Esa noche, Finn y yo preparamos un picnic en el cobertizo de Dove, que sigue alterada e inquieta. No creo que pruebe el heno a menos que esté yo con ella. Y como, según Finn, la tormenta no nos va a dejar salir en varios días, lo mejor es que aprovechemos el tiempo que nos queda para estar fuera. Además, mamá siempre nos hacía organizar un picnic en el jardín cuando nos portábamos mal en casa y estábamos demasiado alborotados. Así que ese acto tiene un punto de nostalgia que nos hace sentir mejor.

Se está haciendo de noche, y la llovizna cada vez va a más, pero bajo el cobertizo no nos mojamos. La linterna emite la luz necesaria para ver el plato de sopa que nos tomamos a sorbos. Rompo uno de los fardos de heno barato para cubrirnos las piernas con él, a modo de manta, y apoyamos la espalda contra la pared. Finn se da cuenta de que estoy de un humor de perros y choca su plato contra el mío a modo de brindis. Dove tiene medio cuerpo dentro del cobertizo y el otro medio, fuera, y mordisquea el heno. Desde aquí veo perfectamente el rasguño que tiene detrás de la oreja e, inmediatamente, vuelvo a oír mi grito en la cima del acantilado. No dejo de pensar en lo que habría pasado de haberme atrevido a correr contra ellos cuando me lo pidieron. Veo una y otra vez sus rostros al apartarse de Dove.

Durante unos minutos nos quedamos en silencio, sorbiendo patatas y caldo; oyendo a Dove triturar el caro heno con los dientes. La llovizna repiquetea contra el techo metálico del cobertizo, como un susurro constante. Finn se hace con más heno para taparse mejor las piernas y protegerse del frío. Fuera, el cielo se llena de matices marrones y azules, enmarcados en un fondo negro.

—Parece que llueve más fuerte —dice Finn mientras churrupea lo que le queda de sopa antes de relamerse sonoramente para sacarme de mis casillas (cosa que, por otra parte, consigue).

Dejo mi cuenco vacío sobre la bala de heno que tengo detrás y cojo un mendrugo de pan. Tengo la impresión de que sigo con el estómago vacío.

—¿Podrías hacer un poco más de ruido? Es que me parece que no te he oído bien.

—Estás de un humor verdaderamente insoportable —se queja Finn.

Se me ocurren tres maneras distintas de contestar a esa frase, pero decido limitarme a negar con la cabeza. Si hablo, más me costará luego olvidar lo que diga.

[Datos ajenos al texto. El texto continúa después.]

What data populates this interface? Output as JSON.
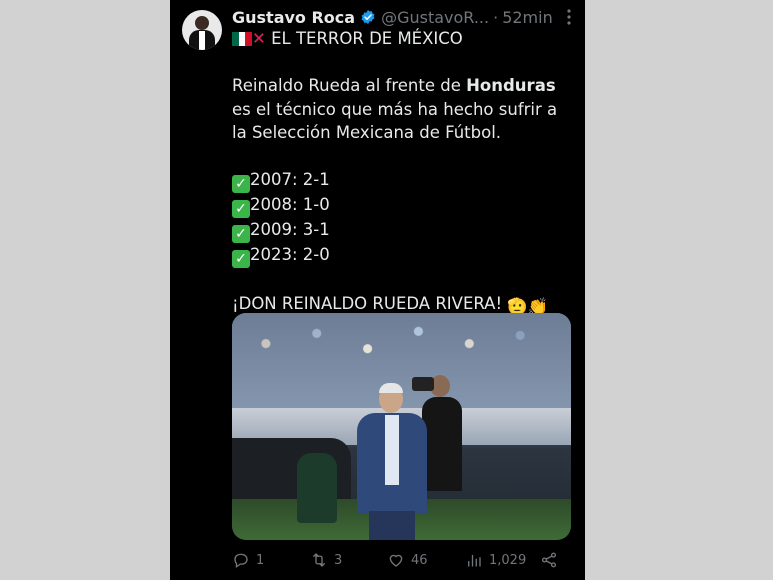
{
  "author": {
    "name": "Gustavo Roca",
    "handle": "@GustavoR...",
    "separator": "·",
    "time": "52min",
    "more_icon": "more-vertical-icon"
  },
  "tweet": {
    "headline": "EL TERROR DE MÉXICO",
    "intro_before": "Reinaldo Rueda al frente de ",
    "intro_bold": "Honduras",
    "intro_after": " es el técnico que más ha hecho sufrir a la Selección Mexicana de Fútbol.",
    "results": [
      "2007: 2-1",
      "2008: 1-0",
      "2009: 3-1",
      "2023: 2-0"
    ],
    "closing": "¡DON REINALDO RUEDA RIVERA!",
    "closing_emojis": "🫡👏"
  },
  "actions": {
    "replies": "1",
    "retweets": "3",
    "likes": "46",
    "views": "1,029"
  },
  "colors": {
    "background": "#000000",
    "text": "#e7e9ea",
    "muted": "#71767b",
    "verified": "#1d9bf0",
    "check_green": "#3bb54a"
  }
}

Como Finn es una criatura que disfruta de su privacidad tanto o más que nadie, no me fuerza a hablar. Reparte bien el heno sobre las piernas, de modo que el grosor sea idéntico en todos los puntos.

—¿Qué crees que va a pasar? —pregunta después de un buen rato.

—¿A qué te refieres?

—A la carrera, a Gabe… ¿Qué crees que va a pasarnos a nosotros?

Enfadada, tiro una pajita hacia donde está Dove.

—Pues que Dove se comerá su heno caro, los capaill uisce se zamparán su hígado de ternera y las apuestas volverán a estar en nuestra contra. Pero el día de la carrera brillará el sol y soplará el viento, y Dove galopará en línea muy recta mientras los demás corcovearán a la derecha y entonces seremos los más ricos de toda la isla. Podrás tener tres coches, Gabe querrá quedarse y nunca más tendremos que comer judías.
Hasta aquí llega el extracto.